Sunday, March 2, 2025

This week, I:

  • Completed more work on the Tennis Ball Bot:
    • Learned enough Prometheus and Grafana to set up a working dashboard.
    • Collected more data for the Tennis Bot.
    • Finished a couple of sets of annotations.
    • Learned about IMU and ultrasonic sensors.
  • Customized an LLM locally using Ollama:
    • Set up a basic RAG pipeline.
    • Used MLflow to track model training.
    • Explored the differences between popular LLMs available through Ollama (Llama 3.3, Mistral, DeepSeek-r1, and others).
    • Gained insight into the computational demands of running an LLM locally.
  • Created an AWS account and increased the EC2 instance quota:
    • Realized that learning AWS will be a larger endeavor than expected.
  • Completed a lecture on Markov Decision Processes.
  • Read up to 60% of Life 3.0.
  • Completed Foundations of Convolutional Neural Networks from DeepLearning.AI.
  • Listened to at least three AI/Neuroscience podcast interviews.
  • Hosted the first session of Weekly ML/AI Interview Prep.

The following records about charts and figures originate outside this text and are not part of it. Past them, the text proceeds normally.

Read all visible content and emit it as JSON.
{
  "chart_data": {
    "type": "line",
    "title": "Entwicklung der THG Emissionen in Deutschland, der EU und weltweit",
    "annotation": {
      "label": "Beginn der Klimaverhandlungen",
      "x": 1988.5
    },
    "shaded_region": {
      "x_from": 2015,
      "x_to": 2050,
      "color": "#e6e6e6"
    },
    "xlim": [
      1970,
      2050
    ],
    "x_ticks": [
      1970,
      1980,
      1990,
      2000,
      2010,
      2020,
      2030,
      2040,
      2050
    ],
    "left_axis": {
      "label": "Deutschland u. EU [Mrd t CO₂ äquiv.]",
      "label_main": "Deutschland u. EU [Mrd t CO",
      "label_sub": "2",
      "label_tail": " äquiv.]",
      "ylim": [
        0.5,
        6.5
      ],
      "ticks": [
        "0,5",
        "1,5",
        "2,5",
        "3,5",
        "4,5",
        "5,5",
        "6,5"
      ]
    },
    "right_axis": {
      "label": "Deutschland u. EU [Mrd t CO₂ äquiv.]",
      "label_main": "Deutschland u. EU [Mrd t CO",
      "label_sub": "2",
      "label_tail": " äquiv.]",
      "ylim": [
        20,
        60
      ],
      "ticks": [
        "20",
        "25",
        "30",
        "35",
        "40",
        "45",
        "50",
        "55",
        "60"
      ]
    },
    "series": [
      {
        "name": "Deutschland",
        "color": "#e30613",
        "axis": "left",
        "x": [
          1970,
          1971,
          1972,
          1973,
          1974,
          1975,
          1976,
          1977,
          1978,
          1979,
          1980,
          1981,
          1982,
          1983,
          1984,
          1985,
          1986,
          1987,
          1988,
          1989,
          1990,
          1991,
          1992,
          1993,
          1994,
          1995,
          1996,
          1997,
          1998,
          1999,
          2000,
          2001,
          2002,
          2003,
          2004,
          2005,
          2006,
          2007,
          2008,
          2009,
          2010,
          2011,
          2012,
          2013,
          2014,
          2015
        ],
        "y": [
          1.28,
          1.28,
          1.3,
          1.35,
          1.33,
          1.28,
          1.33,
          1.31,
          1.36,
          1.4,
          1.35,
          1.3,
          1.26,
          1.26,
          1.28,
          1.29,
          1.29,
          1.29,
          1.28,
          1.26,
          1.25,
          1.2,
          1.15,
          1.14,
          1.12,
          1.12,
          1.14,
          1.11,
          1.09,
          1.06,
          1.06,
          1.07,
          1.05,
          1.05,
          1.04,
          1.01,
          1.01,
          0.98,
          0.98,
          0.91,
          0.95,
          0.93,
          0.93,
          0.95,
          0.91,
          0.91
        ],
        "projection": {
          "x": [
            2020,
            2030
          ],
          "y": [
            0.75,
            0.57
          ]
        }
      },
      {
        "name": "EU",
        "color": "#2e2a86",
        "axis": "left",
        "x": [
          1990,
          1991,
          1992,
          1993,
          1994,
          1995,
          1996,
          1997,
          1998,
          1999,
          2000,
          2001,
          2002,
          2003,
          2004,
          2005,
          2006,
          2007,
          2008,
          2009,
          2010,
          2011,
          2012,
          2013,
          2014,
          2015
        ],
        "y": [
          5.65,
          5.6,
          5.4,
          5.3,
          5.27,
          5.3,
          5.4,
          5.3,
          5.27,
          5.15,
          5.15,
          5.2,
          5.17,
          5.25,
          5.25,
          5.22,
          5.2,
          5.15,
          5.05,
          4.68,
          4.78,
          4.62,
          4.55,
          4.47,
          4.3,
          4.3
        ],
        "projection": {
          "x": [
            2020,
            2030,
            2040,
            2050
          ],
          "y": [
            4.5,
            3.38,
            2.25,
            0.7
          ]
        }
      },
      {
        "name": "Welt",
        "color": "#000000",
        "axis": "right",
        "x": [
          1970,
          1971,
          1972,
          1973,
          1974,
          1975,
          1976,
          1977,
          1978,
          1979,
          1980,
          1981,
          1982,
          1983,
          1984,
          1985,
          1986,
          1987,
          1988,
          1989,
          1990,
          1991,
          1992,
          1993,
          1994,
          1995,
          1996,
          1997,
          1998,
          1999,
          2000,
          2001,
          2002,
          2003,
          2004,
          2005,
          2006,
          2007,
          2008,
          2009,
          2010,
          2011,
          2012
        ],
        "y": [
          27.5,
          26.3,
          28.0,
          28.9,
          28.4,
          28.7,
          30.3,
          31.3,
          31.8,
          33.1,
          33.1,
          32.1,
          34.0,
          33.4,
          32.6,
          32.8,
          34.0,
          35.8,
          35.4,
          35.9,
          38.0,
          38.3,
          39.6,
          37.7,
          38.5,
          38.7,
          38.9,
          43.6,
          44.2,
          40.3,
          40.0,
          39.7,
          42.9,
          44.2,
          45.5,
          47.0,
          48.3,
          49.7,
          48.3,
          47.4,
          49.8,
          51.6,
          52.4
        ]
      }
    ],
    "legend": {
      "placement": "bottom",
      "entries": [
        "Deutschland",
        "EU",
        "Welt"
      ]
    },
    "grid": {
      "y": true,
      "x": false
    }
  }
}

This is my first time writing a summary of what I’ve accomplished over the past week, and I plan to make it a weekly habit. It’s a great way to track my progress and reflect on what I’ve learned. Looking back, I noticed that I wasn’t as motivated to read this week but felt more engaged when learning through building. Making this list also helps me recognize the effort I’ve put in—something I tend to overlook. My default mindset has been, “I’m not doing enough” or “I can’t learn fast enough,” but I need to reframe that perspective.